In 1951, President Harry S. Truman established a Science Advisory Committee (SAC) in the Office of Defense Mobilization. For the next few decades, the chairman of that committee was known colloquially as the President’s “chief scientist,” available for consultation on scientific matters in general but without any such formal title. Bell Laboratories electrical engineer Oliver Ellsworth Buckley (1887-1959) served as chairman of SAC from 1951 to 1952, followed by California Institute of Technology physicist Lee Alvin DuBridge (1901-1994), 1952 to 1956.

As reflected in many photographs in the Science Service collections, the scientists who gained influence in the White House were part of a tight coterie within the U.S. scientific establishment. Even before their appointment to SAC and even if trained in different disciplines, they had frequently served together on committees, worked together on research projects, and socialized at National Academy of Sciences meetings and similar gatherings.

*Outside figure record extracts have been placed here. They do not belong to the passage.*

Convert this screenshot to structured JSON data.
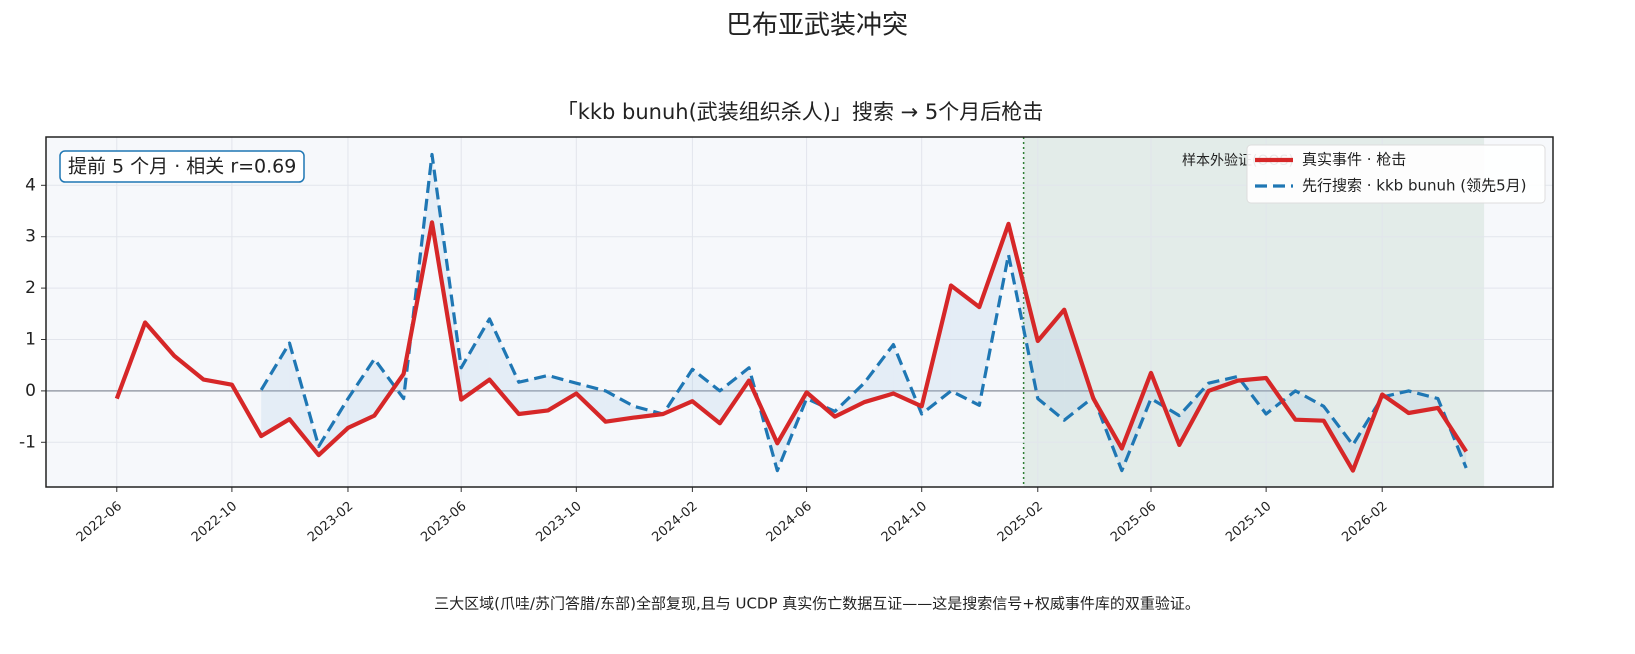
{
  "chart_data": {
    "type": "line",
    "title": "巴布亚武装冲突",
    "subtitle": "「kkb bunuh(武装组织杀人)」搜索 → 5个月后枪击",
    "annotation": "提前 5 个月 · 相关 r=0.69",
    "footer": "三大区域(爪哇/苏门答腊/东部)全部复现,且与 UCDP 真实伤亡数据互证——这是搜索信号+权威事件库的双重验证。",
    "x": [
      "2022-06",
      "2022-07",
      "2022-08",
      "2022-09",
      "2022-10",
      "2022-11",
      "2022-12",
      "2023-01",
      "2023-02",
      "2023-03",
      "2023-04",
      "2023-05",
      "2023-06",
      "2023-07",
      "2023-08",
      "2023-09",
      "2023-10",
      "2023-11",
      "2023-12",
      "2024-01",
      "2024-02",
      "2024-03",
      "2024-04",
      "2024-05",
      "2024-06",
      "2024-07",
      "2024-08",
      "2024-09",
      "2024-10",
      "2024-11",
      "2024-12",
      "2025-01",
      "2025-02",
      "2025-03",
      "2025-04",
      "2025-05",
      "2025-06",
      "2025-07",
      "2025-08",
      "2025-09",
      "2025-10",
      "2025-11",
      "2025-12",
      "2026-01",
      "2026-02",
      "2026-03",
      "2026-04",
      "2026-05"
    ],
    "series": [
      {
        "name": "真实事件 · 枪击",
        "color": "#d62728",
        "dash": false,
        "values": [
          -0.15,
          1.33,
          0.68,
          0.22,
          0.12,
          -0.88,
          -0.55,
          -1.25,
          -0.72,
          -0.48,
          0.33,
          3.28,
          -0.17,
          0.22,
          -0.45,
          -0.38,
          -0.05,
          -0.6,
          -0.52,
          -0.45,
          -0.2,
          -0.63,
          0.2,
          -1.02,
          -0.03,
          -0.5,
          -0.22,
          -0.05,
          -0.3,
          2.05,
          1.63,
          3.25,
          0.97,
          1.58,
          -0.15,
          -1.12,
          0.35,
          -1.05,
          0.0,
          0.2,
          0.25,
          -0.56,
          -0.58,
          -1.55,
          -0.07,
          -0.43,
          -0.33,
          -1.18
        ]
      },
      {
        "name": "先行搜索 · kkb bunuh (领先5月)",
        "color": "#1f77b4",
        "dash": true,
        "values": [
          null,
          null,
          null,
          null,
          null,
          0.02,
          0.93,
          -1.08,
          -0.15,
          0.62,
          -0.15,
          4.6,
          0.45,
          1.4,
          0.17,
          0.3,
          0.15,
          0.0,
          -0.3,
          -0.45,
          0.42,
          0.0,
          0.45,
          -1.55,
          -0.15,
          -0.4,
          0.15,
          0.9,
          -0.45,
          0.0,
          -0.28,
          2.65,
          -0.15,
          -0.57,
          -0.12,
          -1.55,
          -0.15,
          -0.48,
          0.15,
          0.28,
          -0.45,
          0.0,
          -0.3,
          -1.05,
          -0.12,
          0.0,
          -0.15,
          -1.5
        ]
      }
    ],
    "xlim": [
      "2022-03-18",
      "2026-08-01"
    ],
    "xticks": [
      "2022-06",
      "2022-10",
      "2023-02",
      "2023-06",
      "2023-10",
      "2024-02",
      "2024-06",
      "2024-10",
      "2025-02",
      "2025-06",
      "2025-10",
      "2026-02"
    ],
    "ylim": [
      -1.87,
      4.94
    ],
    "yticks": [
      -1,
      0,
      1,
      2,
      3,
      4
    ],
    "hline": 0,
    "shaded_region": {
      "start": "2025-01-17",
      "end": "2026-05-20",
      "label": "样本外验证(OOS)",
      "color": "#2e7d32"
    },
    "grid": true,
    "legend": "upper right"
  }
}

Columbia University physicist Isador Isaac Rabi (1898-1988) was the first Presidential science advisor to have been born outside the United States, and the only Nobel laureate (to date) among Presidential chief scientists. Rabi was SAC chairman for only one term but he was there during a critical moment in American science policy. When the Soviet Union launched its first two Sputnik satellites in November 1957, one of the American responses was to raise the public visibility of science. President Dwight D. Eisenhower changed SAC into PSAC (“President’s Science Advisory Committee”) and appointed Massachusetts Institute of Technology (MIT) president James Rhyne Killian, Jr. (1904-1988) as chairman.

Killian’s successor as PSAC chairman in 1959, Harvard chemistry professor George Bogdanovich Kistiakowsky (1900-1982), was, like Rabi, an immigrant, having arrived in the United States as a young man and become a U.S. citizen in 1933. Kistiakowsky had chaired the NRDC during World War II, and played a critical role in the Manhattan Project.

For his principal science advisor, President John F. Kennedy turned back to MIT, choosing its president, Jerome Bert Wiesner (1915-1994). As an electrical engineer, Wiesner had also been involved in the Manhattan Project, working on radar at the MIT Radiation Laboratory and briefly at the Los Alamos facility.

Another chemist, Donald Frederick Hornig (1920-2013), followed as chairman for five years, 1964 to 1969, with the additional title of Special Assistant for Science and Technology under President Lyndon B. Johnson. Although President Richard M. Nixon asked Lee Alvin DuBridge to return to the White House for one term as PSAC chairman, from 1969 to 1970, the relationship between the White House and the scientific community grew increasingly strained, influenced by domestic and international politics, until formal establishment of OSTP on May 11, 1976.